The Awful Truth
3.5 stars (out of 5)
Bluegrass has a rich lexicon of lyrics — many original, some adapted from other genres, and others liberated from British folk songs. The lyrics that are important to us might be a line, a couplet, a verse or chorus, perhaps a creative turn of phrase; we remember the words because they impact us in some manner — they are poignant, touch a nerve, or elicit a memory.
Some of our favorites would be instantly familiar- maybe “Nine pound hammer, it’s a little to heavy, for my size…” or “I drew a sabre through her, which was a bloody knife. I threw her in the river, which was a dreadful sight.” Others might be less familiar, but as powerful or memorable: “I shot him in Virginia and he died in Tennessee” or “I’m like a John Deere tractor in a half-acre field, trying to plough a furrow where the soil is made of steel.”
Well, get ready to add to the list of bluegrass lyrics that are, once heard, never forgotten: “Fatten up pig, fatten up now, don’t you be mistaken. Come a-hard frost, hog killin’ time, good sausage, ham, and bacon!”
The tune is “Hog Killin’ Time”, and it kicks off the strong album from Alberta’s Widow Maker; these veteran bluegrassers have delivered a tight, dynamic, and powerful listening experience.
Many Canadian bluegrass fans will be well familiar with the principals of Widow Maker. Banjoist Craig Korth and vocalist Julie Kerr have been mainstays of the Alberta bluegrass and acoustic scene for years, and Byron Myhre has fiddled as a member of various bands, most prominently with Korth in Jerusalem Ridge. Dale Ulan is less known nationally, and plays bass with Widow Maker.
For some, the least known member of Widow Maker is Will White. With a back-story that wouldn’t be believable should it occur in a mystery novel, White is a doctor who just happens to be a son of the South who followed love to settle in Calgary. Raised in North Carolina, Dr. Will comes to bluegrass naturally.
He writes and sings the majority of the songs on this debut recording, bringing to each his deft touch. Especially impressive is the way several songs, but none so strongly as “Silver and Gold, Diamonds and Pearls,” sound like they could have been pulled off a Red Allen album of forty years ago.
Whether it is on the slightly-frivolous “Get Up There Mule” or on more subtle numbers such as “She Should Know” or “Believe Me,” White’s approach to the song leaves nothing in reserve. His voice is distinctive and true, and while the band is most assuredly an ensemble, it is White’s vocal contributions that resonate most with this reviewer.

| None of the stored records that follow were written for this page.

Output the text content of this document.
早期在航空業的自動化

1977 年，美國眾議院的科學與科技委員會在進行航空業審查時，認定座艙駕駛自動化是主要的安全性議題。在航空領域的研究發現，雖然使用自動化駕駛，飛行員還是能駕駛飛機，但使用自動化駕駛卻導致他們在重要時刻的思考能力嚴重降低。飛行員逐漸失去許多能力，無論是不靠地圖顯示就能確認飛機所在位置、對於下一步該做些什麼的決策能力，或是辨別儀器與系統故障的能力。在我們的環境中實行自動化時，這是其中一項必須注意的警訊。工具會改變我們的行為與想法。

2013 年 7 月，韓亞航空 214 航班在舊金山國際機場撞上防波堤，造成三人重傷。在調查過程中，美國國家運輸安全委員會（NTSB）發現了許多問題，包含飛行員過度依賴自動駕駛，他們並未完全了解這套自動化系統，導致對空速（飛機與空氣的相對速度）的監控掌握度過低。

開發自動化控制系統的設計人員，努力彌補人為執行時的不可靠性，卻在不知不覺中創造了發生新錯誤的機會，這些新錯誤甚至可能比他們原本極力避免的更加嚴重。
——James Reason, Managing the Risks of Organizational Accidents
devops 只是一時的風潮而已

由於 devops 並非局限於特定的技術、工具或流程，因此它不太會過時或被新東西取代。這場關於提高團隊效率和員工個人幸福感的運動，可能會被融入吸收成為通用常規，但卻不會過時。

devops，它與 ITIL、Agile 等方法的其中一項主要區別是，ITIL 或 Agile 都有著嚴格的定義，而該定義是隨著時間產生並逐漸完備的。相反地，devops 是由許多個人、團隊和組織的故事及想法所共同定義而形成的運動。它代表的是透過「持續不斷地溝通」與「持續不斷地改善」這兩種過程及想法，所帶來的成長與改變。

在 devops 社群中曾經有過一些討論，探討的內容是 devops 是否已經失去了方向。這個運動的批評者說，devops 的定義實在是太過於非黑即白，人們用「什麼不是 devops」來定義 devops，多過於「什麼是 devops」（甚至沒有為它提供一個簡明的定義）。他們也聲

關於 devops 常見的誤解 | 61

Both the title track and “Deal Breaker Baby,” with their sixties pop/country crossover overtones, delicately picked guitar breaks, and warm vocals sound closer to a Billy Cowsill outtake than Bill Monroe’s bluegrass, but they are among the album’s many highlights; the songs are two of a number that feature White and Kerr harmonizing to memorable effect. The reverb-heavy “You’ve Mistaken Me” is another number that brings the late Cowsill to mind.
Myhre’s sizzling fiddle playing is prominent on nearly every number, but never overwhelms the vocal space shared by White and Kerr. Instead, Myhre fiddles like Bill Anderson sang thirty-five years ago- effortlessly.
Korth can ring tones from a banjo like no one else in Alberta, and his work is positively featured throughout the recording. Picking out individual banjo highlights is pure folly, but 5-string enthusiasts are advised to check out “Water’s Rising,” “One More Cup of Coffee,” and “Just One More Drink.” Beyond this, Korth has worked to become one of the area’s finest acoustic guitar players, and he does the heavy lifting in that regard on all parts of this album. Meanwhile, White’s slide guitar on “Water’s Rising” is quite unlike anything I’ve heard recently.
Listeners are advised that the album pushes at the edges of bluegrass with a bit of swing influence apparent, as well as the previously mentioned country-pop reverberations. It is a challenging album, one that rewards listeners who take the time to allow the unfamiliar to become comfortable.
One will leave The Awful Truth humming half a dozen melodies, and these will linger until the next opportunity for a listen occurs.